Division of Nephrology, Department of Internal Medicine, Asan Medical Center, University of Ulsan College of Medicine, Seoul, Korea.
Department of Radiology, Asan Medical Center, University of Ulsan College of Medicine, Seoul, Korea.
Transplant Proc. 2021 Jun;53(5):1719-1725. doi: 10.1016/j.transproceed.2021.01.016. Epub 2021 Mar 23.
Most guidelines recommend simultaneous liver-kidney transplantation (SLKT) in patients with liver cirrhosis (LC) and severe chronic kidney disease (CKD) over liver transplantation alone (LTA). CKD, however, is not irreversible. This study evaluates the reversibility of kidney disease after LTA based on kidney size.
In this single-center retrospective study, we classified 90 patients with LC and severe CKD into 3 groups: the normal kidney (NK)-LTA group (n=39), small kidney (SK)-LTA group (both kidneys <9 cm at the time of LTA, n=40), and SK-SLKT group (n=11).
The NK-LTA group had a lower percentage of hepatocellular carcinoma and a higher pre-liver transplantation (LT) estimated glomerular filtration rate. This group, however, was older, received livers from a higher percentage of deceased donors, and had a higher Child-Pugh score. Renal recovery, defined as the return of creatinine to their baseline, or a persistent change from baseline but not persistent (≥3 months) need for renal replacement therapy after LT, was found in 79% in the NK-LTA group, which was higher than 7.5% in the SK-LTA group. Renal and patient survival was found in 56% of the NK-LTA group, which was higher than 2.5% of the SK-LTA group.

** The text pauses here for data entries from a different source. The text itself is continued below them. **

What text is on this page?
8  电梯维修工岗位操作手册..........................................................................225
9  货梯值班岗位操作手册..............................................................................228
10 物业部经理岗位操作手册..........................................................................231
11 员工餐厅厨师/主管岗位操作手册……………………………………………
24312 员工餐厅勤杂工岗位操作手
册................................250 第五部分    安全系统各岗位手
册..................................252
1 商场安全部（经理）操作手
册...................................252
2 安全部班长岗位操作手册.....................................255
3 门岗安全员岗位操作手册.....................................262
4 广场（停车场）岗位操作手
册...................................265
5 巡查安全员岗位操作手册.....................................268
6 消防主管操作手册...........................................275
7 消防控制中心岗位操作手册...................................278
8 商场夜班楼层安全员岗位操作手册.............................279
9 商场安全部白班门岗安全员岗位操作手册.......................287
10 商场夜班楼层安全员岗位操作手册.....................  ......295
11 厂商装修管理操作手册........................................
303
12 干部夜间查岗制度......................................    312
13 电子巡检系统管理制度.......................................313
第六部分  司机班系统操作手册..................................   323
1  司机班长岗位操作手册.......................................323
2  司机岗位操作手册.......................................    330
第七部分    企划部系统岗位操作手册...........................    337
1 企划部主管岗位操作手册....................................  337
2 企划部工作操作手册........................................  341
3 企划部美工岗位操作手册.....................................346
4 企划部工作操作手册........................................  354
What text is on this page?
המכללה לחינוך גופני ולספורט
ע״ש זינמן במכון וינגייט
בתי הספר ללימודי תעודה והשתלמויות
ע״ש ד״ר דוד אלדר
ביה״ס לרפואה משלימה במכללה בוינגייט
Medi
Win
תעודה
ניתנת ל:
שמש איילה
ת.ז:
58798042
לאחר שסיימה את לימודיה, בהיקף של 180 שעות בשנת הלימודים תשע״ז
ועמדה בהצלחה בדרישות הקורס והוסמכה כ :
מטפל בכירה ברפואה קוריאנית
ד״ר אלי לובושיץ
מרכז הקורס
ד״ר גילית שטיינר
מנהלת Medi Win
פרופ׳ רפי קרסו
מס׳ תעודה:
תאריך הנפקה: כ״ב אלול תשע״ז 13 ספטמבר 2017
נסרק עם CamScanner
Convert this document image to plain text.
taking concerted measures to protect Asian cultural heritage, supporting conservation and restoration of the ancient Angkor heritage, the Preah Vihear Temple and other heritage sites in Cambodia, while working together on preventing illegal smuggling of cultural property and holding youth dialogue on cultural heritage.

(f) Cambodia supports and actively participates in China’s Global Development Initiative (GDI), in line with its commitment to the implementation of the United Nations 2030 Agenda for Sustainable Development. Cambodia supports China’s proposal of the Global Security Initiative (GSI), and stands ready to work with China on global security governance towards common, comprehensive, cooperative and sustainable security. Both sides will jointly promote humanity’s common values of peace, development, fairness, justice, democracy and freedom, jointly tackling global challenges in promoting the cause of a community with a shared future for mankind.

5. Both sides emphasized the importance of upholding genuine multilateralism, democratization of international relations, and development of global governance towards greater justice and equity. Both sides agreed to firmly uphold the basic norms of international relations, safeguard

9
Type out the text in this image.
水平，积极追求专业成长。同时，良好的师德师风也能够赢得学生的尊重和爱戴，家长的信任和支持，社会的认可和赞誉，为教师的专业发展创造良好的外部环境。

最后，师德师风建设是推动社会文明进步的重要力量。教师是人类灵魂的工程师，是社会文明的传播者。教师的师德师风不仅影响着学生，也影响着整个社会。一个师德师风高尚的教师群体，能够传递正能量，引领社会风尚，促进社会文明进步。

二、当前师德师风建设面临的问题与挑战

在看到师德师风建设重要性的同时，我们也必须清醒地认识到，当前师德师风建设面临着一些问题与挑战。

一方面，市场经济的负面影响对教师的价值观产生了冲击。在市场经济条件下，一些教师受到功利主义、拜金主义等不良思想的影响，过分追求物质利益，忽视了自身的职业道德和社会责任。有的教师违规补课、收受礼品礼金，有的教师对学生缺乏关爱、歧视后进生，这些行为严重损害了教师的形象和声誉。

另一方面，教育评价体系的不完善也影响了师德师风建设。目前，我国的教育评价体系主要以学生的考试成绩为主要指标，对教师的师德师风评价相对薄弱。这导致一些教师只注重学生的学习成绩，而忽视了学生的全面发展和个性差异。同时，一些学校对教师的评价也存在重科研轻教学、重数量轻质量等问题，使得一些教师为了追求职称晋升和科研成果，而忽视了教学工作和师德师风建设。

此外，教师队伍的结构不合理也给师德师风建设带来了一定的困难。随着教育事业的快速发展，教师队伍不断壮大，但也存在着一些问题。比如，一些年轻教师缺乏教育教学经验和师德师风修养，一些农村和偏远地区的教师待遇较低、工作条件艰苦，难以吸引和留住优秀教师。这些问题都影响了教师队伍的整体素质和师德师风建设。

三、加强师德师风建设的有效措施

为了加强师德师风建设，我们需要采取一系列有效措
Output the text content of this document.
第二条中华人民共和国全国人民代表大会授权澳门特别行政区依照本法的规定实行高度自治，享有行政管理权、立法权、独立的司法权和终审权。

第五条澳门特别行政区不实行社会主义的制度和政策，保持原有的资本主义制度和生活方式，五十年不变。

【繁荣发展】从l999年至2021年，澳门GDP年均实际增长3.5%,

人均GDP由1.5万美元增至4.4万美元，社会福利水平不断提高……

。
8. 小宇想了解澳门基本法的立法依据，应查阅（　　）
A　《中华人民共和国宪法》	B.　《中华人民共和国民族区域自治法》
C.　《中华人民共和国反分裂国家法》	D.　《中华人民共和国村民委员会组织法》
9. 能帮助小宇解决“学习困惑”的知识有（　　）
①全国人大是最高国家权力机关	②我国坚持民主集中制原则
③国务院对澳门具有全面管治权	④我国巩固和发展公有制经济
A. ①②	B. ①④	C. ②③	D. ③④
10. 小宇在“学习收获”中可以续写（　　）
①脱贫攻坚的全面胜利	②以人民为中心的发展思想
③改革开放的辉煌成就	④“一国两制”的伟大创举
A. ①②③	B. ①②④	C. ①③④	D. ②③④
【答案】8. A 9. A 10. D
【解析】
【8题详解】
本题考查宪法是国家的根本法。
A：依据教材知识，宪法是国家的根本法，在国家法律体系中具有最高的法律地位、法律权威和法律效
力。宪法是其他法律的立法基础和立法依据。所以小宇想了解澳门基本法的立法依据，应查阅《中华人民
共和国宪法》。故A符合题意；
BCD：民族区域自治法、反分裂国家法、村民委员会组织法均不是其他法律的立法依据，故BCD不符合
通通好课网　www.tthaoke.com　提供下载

There is a high percentage of renal recovery in the NK-LTA group, and accordingly, this does not justify SLKT, since this would result in a "waste" of kidneys. Therefore, KT after LT is recommended over SLKT for the LC patients with NK size.
大多数指南建议,对于肝硬化(LC)合并严重慢性肾脏病(CKD)的患者,应进行肝-肾联合移植(SLKT),而非单纯的肝移植(LTA)。然而,CKD 并非不可逆转。本研究基于肾脏大小,评估了 LTA 后肾脏疾病的可逆性。
在这项单中心回顾性研究中,我们将 90 例 LC 合并严重 CKD 患者分为 3 组:正常肾脏(NK)-LTA 组(n=39)、小肾脏(SK)-LTA 组(LTA 时双侧肾脏<9cm,n=40)和 SK-SLKT 组(n=11)。
NK-LTA 组的肝细胞癌比例较低,肝移植前(LT)估算肾小球滤过率较高。然而,该组患者年龄较大,接受的肝脏来自更高比例的已故供体,且 Child-Pugh 评分更高。肾脏恢复定义为肌酐恢复到基线水平,或 LT 后从基线水平持续变化但不需要持续(≥3 个月)肾脏替代治疗,NK-LTA 组有 79%的患者符合,高于 SK-LTA 组的 7.5%。NK-LTA 组的肾脏和患者存活率分别为 56%,高于 SK-LTA 组的 2.5%。
NK-LTA 组有很高比例的患者出现肾脏恢复,因此,这不能证明 SLKT 合理,因为这将导致“浪费”肾脏。因此,对于 NK 大小的 LC 患者,建议在 LT 后进行 KT,而非 SLKT。